Satisfying resolution

Memory Lane

In 1940, with the world descending into turmoil as Hitler and Mussolini attacked Europe’s most venerable cities, an escalating unease domestically was matched by a growing fascination with the diversions of media. 1940 was the year when animated rabbit, Bugs Bunny, made his debut in a movie called A Wild Hare, and the publisher All-American Comics produced the first comic book to feature Atom, a prototypical 98-pound weakling who willed himself to become a mighty defender of good. Both characters would remain popular for years as enduring symbols of American character.

Longevity also would come to be a signature characteristic of another media creation that took hold in 1940. The National Television Standards Committee convened for the first time that year under oversight from the FCC. Its charge was to sift through the existing science associated with the transmission of black-and-white television signals to come up with technical standards relating to image resolution, frame rate, aspect ratio, bandwidth and modulation approaches for television pictures and sound.

As is customary when the scent of big opportunity wafts, there were vehement disputes over key standards.

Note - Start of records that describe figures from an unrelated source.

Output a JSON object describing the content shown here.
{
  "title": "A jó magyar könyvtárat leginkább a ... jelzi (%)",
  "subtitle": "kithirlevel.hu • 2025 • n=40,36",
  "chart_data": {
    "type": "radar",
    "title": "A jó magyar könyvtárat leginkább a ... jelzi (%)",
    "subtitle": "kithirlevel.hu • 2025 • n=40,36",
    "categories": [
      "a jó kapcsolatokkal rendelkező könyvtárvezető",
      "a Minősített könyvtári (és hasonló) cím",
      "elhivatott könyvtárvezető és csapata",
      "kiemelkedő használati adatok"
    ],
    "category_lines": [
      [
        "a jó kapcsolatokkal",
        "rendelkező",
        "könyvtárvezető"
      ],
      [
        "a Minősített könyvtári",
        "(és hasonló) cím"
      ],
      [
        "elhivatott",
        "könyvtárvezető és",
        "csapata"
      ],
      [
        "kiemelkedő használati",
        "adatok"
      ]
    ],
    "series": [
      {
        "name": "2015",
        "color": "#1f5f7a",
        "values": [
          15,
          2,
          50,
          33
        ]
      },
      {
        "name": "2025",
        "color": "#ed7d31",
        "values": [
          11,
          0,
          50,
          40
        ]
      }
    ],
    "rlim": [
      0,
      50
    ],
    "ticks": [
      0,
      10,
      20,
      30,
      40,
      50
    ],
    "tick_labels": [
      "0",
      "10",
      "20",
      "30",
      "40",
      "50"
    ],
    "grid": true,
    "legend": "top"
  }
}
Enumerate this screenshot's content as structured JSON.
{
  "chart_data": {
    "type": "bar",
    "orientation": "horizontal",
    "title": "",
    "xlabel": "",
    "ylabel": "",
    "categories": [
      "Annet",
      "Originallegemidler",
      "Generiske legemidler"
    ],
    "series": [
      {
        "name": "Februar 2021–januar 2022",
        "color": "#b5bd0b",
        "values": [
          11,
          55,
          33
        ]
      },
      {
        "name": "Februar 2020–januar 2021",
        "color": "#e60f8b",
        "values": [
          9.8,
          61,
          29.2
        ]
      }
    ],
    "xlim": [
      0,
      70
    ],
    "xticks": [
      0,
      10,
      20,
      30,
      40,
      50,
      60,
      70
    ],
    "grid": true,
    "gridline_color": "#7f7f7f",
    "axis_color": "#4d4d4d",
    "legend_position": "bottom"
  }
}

In particular, industry participants who worked on the committee battled over the line-resolution issue. The powerful chairman of RCA, David Sarnoff, wanted to stick with a 1936 Radio Manufacturers Association recommendation that a television signal comprise 441 lines. RCA already was deploying 441 line-resolution in broadcasts from its NBC television network, and was weaving the same resolution capability into a limited output of TV sets the company manufactured. On the eve of NTSC’s formation, RCA had announced plans to ramp up production of sets featuring 441-line resolution, escalating the stakes for adoption of a standard. But RCA rival manufacturer Philco was equally intent on advancing its interests, arguing for resolution of 605 to 800 lines. At its final meeting in 1941, the NTSC adopted a compromise, settling on 525 lines as the standard for analog television in the U.S., partly as a concession to limitations associated with vacuum tubes used then.

The work of the NTSC was admirably sparing. After commercial adoption of the monochrome broadcasting standard in July 1941, the committee waited nine years before reconvening to add a subcarrier frequency to the black-and-white signal that would pass along color-picture information. Along with the modifications introduced to accommodate the introduction of color in the early 1950s, and ensuing tweaks that accommodated digital video routing in the late 1980s, the NTSC standards for television broadcasting have endured to the present. Today more than 250 million television sets present in U.S. households speak the language of NTSC and are compatible with fundamental signal delivery approaches conceived when the world was on the brink of WWII. The NTSC’s 66-year run within the U.S. is remarkable. Admirers believe NTSC has survived a convulsion of television technology changes, and adapted to a range of unforeseen device extensions like VCRs and DVD players, because of inherent flexibility.

That, of course, is about to come to an end as the U.S. broadcasting system approaches its own version of D-Day on Feb. 17, 2009. The wholesale conversion of the country’s television broadcasting system to an all-digital approach relegates NTSC and its analog transmission standard to history. How the television viewing populace reacts to what will surely be a confusing transition will itself one day make for an interesting historical analysis. The digital television standards produced by NTSC’s successor – the Advanced Television Systems Committee – are being sold to the public by a constellation of broadcasters and consumer electronics manufacturers as an improvement. “With digital television, broadcasters are able to offer free, over-the-air television of higher resolution and better picture quality than is possible under the current mode of TV transmission,” promises the ATSC within its Web site. But there is no getting around the built-in skepticism of a public that is about to learn its federal government is effectively quashing a television system – and the billions of dollars in consumer investment behind it – that has served many a living room very well for seven decades.

In the end, consumer outcry may be the ultimate compliment for the work of the NTSC. The collective American moan over being forced to affix new boxes and converters to TV sets in order to get them merely to do what they’ve always done will codify the value of the work the committee began in 1940. “If it ain’t broke, don’t fix it” is a common-man’s lament. And despite the wonders of digital TV, there’s nobody who can argue NTSC was broken. Not once in 66 years.